In the present study, the median OS are 6 months for DHL patients compared with 36 months in the absence of the translocation. These results are corresponding to the previous study done on 57 patients with high-grade NHL revealed shorter median OS for DHL compared with non-DHL (8·2 vs. 56·8 months, P < 0·001) (Lands burg et al., 2014). Moreover, all our patients with DHL died through our study. In another retrospective study done on 120 Brazilian patients with aggressive NHL by Oliveira et al., (2014), reported a poor outcome associated with DHL where most of the patients died within 6 months.
2-year OS for DEL was 14 months. Similar findings were reported by Savage et al., (2009) when evaluated the outcome of 135 patients with DLBCL post-treatment with R-CHOP. The 5-year OS was significantly worse in MYC positive (33%), with a high incidence of CNS relapse, compared with MYC negative cases (72%). Another retrospective studied on 69 eligible patients, Aggarwal et al., (2016) reported poor outcome for patients with DEL compared with non-DEL.

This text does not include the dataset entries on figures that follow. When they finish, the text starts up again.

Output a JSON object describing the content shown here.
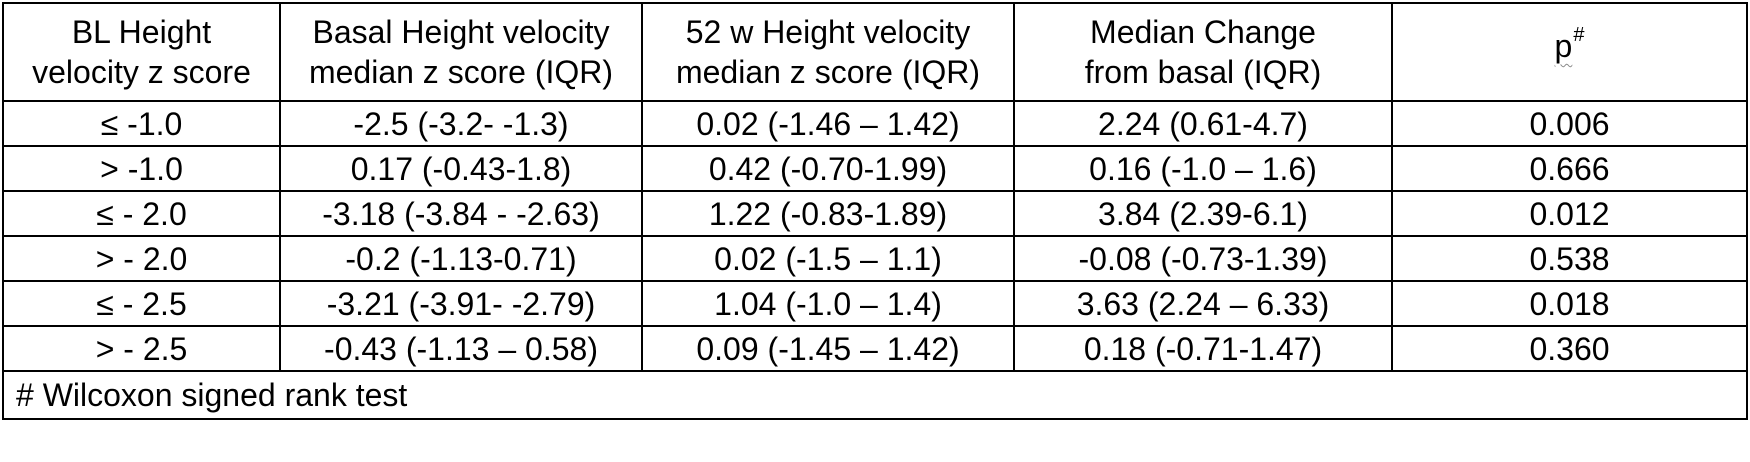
{
  "table": {
    "headers": [
      {
        "line1": "BL Height",
        "line2": "velocity z score"
      },
      {
        "line1": "Basal Height velocity",
        "line2": "median z score (IQR)"
      },
      {
        "line1": "52 w Height velocity",
        "line2": "median z score (IQR)"
      },
      {
        "line1": "Median Change",
        "line2": "from basal (IQR)"
      },
      {
        "text": "p",
        "superscript": "#"
      }
    ],
    "rows": [
      [
        "≤ -1.0",
        "-2.5 (-3.2- -1.3)",
        "0.02 (-1.46 – 1.42)",
        "2.24 (0.61-4.7)",
        "0.006"
      ],
      [
        "> -1.0",
        "0.17 (-0.43-1.8)",
        "0.42 (-0.70-1.99)",
        "0.16 (-1.0 – 1.6)",
        "0.666"
      ],
      [
        "≤ - 2.0",
        "-3.18 (-3.84 - -2.63)",
        "1.22 (-0.83-1.89)",
        "3.84 (2.39-6.1)",
        "0.012"
      ],
      [
        "> - 2.0",
        "-0.2 (-1.13-0.71)",
        "0.02 (-1.5 – 1.1)",
        "-0.08 (-0.73-1.39)",
        "0.538"
      ],
      [
        "≤ - 2.5",
        "-3.21 (-3.91- -2.79)",
        "1.04 (-1.0 – 1.4)",
        "3.63 (2.24 – 6.33)",
        "0.018"
      ],
      [
        "> - 2.5",
        "-0.43 (-1.13 – 0.58)",
        "0.09 (-1.45 – 1.42)",
        "0.18 (-0.71-1.47)",
        "0.360"
      ]
    ],
    "footnote": "# Wilcoxon signed rank test"
  }
}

Through the measuring of the cell proliferation rate by the percentage of Ki67 labelling index, as a selective parameter of DLBCL patients for further cytogenetic tests is an area of controversy. A study done by Kalaw et al., (2012) concluded that 90% as a cut-off value was not indicative for MYC translocations.
Hence, DHL is a temporary title for aggressive B-cell lymphomas, diagnosed not only by a unique aggressive clinical course associated with disease progression but also by its gene rearrangements. Those patients require a new treatment regimen based on gene repression of possible genetic mechanisms, or certain protocol that may eliminate the effect of the cytogenetic aberrations.
Meanwhile, our results showed a statistically significant association with protein overexpression detected by IHC and gene translocation identified by mRNA for both MYC and BCL2. Owing to this high specificity between IHC and cytogenetic tests by FISH, the economic problems with developing countries, and the importance of risk stratification, can we replace IHC instead of GEP?
Conclusions and Recommendation
Our findings confirm that regardless of the way of detection of MYC and BCL2 either by IHC or FISH, they associated with unique pathological features (high mitotic rates and starry sky appearance) and poor outcome. Because the IHC is a conventional and accessible method of assessment in the developing countries like Egypt, it may replace the cytogenetic study and can act as selection criteria for further cytogenetic testing. Regarding the unsatisfying response, still, the era of treatment of DLBCL is attractive to further research. Based on the progress of molecular findings, tailored therapy or risk-adapted therapy is mostly the best moving forward.
Limitations
The retrospective study depends totally on documentation by medical staff, so it is almost always criticized due to insufficient data. Also, the small sample size may represent an obstacle to get clearer and power data.
Conflict of interest
The authors certify that there is no potential or actual conflict of interest related to this research.